Are you too fat?
Model
Video
Abstract
This program opens with a litany of insurance statistics relating to problems from being overweight. Dr. Harry F. Klinefelter, of the Johns Hopkins Hospital, explains charts showing the mechanical, metabolic, degenerative, and psychological complications of obesity as well as the issues of decreased life expectancy, malignant disease (cancer), and cirrhosis of the liver. He points out that the basic problem is overeating, or taking in more calories than the body requires for energy.
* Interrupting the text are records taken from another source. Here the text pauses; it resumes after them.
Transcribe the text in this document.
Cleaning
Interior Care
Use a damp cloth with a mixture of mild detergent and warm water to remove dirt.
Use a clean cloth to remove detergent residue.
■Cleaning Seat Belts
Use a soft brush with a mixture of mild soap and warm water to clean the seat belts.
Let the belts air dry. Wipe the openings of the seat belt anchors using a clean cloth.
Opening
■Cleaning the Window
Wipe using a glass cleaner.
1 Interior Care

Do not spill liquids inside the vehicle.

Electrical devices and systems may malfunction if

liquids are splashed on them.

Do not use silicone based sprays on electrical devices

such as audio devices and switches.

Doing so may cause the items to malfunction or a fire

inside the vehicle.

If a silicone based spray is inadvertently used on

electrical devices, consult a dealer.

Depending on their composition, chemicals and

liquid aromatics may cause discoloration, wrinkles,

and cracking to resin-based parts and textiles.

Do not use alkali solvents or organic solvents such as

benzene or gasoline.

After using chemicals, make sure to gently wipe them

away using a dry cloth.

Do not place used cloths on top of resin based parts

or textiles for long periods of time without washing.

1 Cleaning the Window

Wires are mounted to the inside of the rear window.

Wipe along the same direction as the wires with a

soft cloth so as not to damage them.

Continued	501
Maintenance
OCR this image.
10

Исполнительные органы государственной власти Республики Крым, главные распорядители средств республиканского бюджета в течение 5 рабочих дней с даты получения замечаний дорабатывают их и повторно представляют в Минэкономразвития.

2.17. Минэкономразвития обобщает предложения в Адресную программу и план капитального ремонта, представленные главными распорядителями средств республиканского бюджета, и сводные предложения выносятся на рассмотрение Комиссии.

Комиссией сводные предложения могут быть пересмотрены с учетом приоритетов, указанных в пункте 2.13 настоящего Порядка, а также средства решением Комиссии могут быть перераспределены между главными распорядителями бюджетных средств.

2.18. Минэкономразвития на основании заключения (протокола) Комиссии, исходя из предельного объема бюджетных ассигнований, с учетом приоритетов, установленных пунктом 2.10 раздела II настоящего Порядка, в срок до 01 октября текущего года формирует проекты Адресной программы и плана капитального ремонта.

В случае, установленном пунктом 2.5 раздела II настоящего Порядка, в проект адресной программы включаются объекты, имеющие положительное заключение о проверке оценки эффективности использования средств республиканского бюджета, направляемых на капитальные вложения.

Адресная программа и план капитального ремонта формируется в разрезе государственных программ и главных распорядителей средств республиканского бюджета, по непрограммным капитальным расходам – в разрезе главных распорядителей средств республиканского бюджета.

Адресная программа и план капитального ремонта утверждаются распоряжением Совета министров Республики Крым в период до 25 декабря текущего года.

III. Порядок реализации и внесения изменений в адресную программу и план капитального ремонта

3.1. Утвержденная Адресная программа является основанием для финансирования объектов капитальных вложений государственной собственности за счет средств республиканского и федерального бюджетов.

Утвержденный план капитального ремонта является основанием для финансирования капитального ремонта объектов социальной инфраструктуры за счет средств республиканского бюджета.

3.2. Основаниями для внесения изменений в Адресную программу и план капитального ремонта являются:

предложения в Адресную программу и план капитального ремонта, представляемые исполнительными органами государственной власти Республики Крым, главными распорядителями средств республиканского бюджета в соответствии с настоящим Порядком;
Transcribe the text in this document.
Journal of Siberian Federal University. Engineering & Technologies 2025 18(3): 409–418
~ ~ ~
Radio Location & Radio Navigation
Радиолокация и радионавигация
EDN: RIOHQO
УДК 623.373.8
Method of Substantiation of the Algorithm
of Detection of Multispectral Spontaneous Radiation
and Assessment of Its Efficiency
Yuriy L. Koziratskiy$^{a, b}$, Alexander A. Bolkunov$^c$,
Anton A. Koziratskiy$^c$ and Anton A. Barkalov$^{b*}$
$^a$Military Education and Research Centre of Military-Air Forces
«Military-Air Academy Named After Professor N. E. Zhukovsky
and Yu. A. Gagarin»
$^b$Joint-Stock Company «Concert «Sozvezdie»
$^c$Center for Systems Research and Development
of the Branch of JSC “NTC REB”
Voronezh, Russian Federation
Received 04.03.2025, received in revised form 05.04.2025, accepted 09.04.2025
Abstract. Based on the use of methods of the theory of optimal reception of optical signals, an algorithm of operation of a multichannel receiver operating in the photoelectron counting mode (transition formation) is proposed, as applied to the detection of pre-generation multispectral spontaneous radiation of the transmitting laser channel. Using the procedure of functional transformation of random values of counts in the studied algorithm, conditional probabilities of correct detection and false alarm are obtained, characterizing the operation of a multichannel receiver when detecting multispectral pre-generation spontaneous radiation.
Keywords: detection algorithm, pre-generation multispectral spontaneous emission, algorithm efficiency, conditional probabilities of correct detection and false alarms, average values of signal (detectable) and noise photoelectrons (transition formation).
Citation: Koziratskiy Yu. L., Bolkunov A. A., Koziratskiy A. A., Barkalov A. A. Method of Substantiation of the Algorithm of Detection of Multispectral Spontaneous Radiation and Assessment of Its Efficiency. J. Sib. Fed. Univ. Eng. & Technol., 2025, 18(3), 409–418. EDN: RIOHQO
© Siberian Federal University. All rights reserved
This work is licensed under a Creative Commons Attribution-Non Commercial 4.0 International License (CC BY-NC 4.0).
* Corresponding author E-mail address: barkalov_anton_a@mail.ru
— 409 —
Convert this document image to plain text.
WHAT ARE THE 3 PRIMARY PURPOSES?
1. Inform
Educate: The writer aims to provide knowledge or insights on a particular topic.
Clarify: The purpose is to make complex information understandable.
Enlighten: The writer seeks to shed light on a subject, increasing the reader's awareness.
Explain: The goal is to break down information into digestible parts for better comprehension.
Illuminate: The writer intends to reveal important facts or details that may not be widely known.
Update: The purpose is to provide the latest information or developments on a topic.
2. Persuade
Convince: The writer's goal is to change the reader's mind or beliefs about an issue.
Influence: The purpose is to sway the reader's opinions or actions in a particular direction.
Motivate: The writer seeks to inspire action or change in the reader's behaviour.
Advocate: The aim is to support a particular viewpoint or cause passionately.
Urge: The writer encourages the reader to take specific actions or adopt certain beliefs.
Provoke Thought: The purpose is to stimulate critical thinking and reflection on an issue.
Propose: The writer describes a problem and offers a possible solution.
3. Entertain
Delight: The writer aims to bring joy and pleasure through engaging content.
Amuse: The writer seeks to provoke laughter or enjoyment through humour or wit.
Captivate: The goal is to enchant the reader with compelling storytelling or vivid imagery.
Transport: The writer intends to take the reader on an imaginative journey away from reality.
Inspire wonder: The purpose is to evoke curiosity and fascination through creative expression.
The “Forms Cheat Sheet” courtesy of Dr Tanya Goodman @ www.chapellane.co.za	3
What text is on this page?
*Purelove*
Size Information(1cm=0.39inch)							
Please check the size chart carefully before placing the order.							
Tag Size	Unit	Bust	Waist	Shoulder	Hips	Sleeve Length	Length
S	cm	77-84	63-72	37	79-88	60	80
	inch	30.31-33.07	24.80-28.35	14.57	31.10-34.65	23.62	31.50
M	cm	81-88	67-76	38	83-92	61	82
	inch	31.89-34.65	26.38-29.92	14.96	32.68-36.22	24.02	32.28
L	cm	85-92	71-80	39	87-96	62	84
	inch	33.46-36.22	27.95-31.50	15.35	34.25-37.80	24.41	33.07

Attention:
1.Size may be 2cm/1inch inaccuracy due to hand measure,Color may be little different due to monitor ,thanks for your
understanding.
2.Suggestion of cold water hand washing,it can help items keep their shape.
However, since the basal metabolism and average daily metabolism varies by person, two people of similar build may have quite different food requirements. Dr. Klinefelter compares people to cars of similar size that get different mileage due to variations in their engine construction and design. He displays average height and weight tables, which don't consider body build and bone structure, and thus are merely guidelines. Dr. Eugene Meyer, psychiatrist at Johns Hopkins, discusses the psychological factors in weight reduction. Compulsive eating begins when one habitually seeks comfort and satisfaction through eating, creating the cycle described by Dr. Hilde Bruch. This pattern may also begin by filling a sense of loss or emptiness with food or by mothers habitually consoling a child with food. Dr. Klinefelter explains that for weight reduction fat must be metabolically burned. Massage and strenuous exercise are both ineffectual in doing this. Since losing more than two pounds per week is dangerous, Dr. Klinefelter recommends a long-term balanced diet, limiting high calorie foods such as bread, potatoes, butter, and cereal and eliminating sweets. He also suggests eating three small meals each day, drinking 6-8 glasses of water per day, using the normal amount of salt, eating a well-balanced diet, and weighing only every two weeks on the same scale and the same time of day.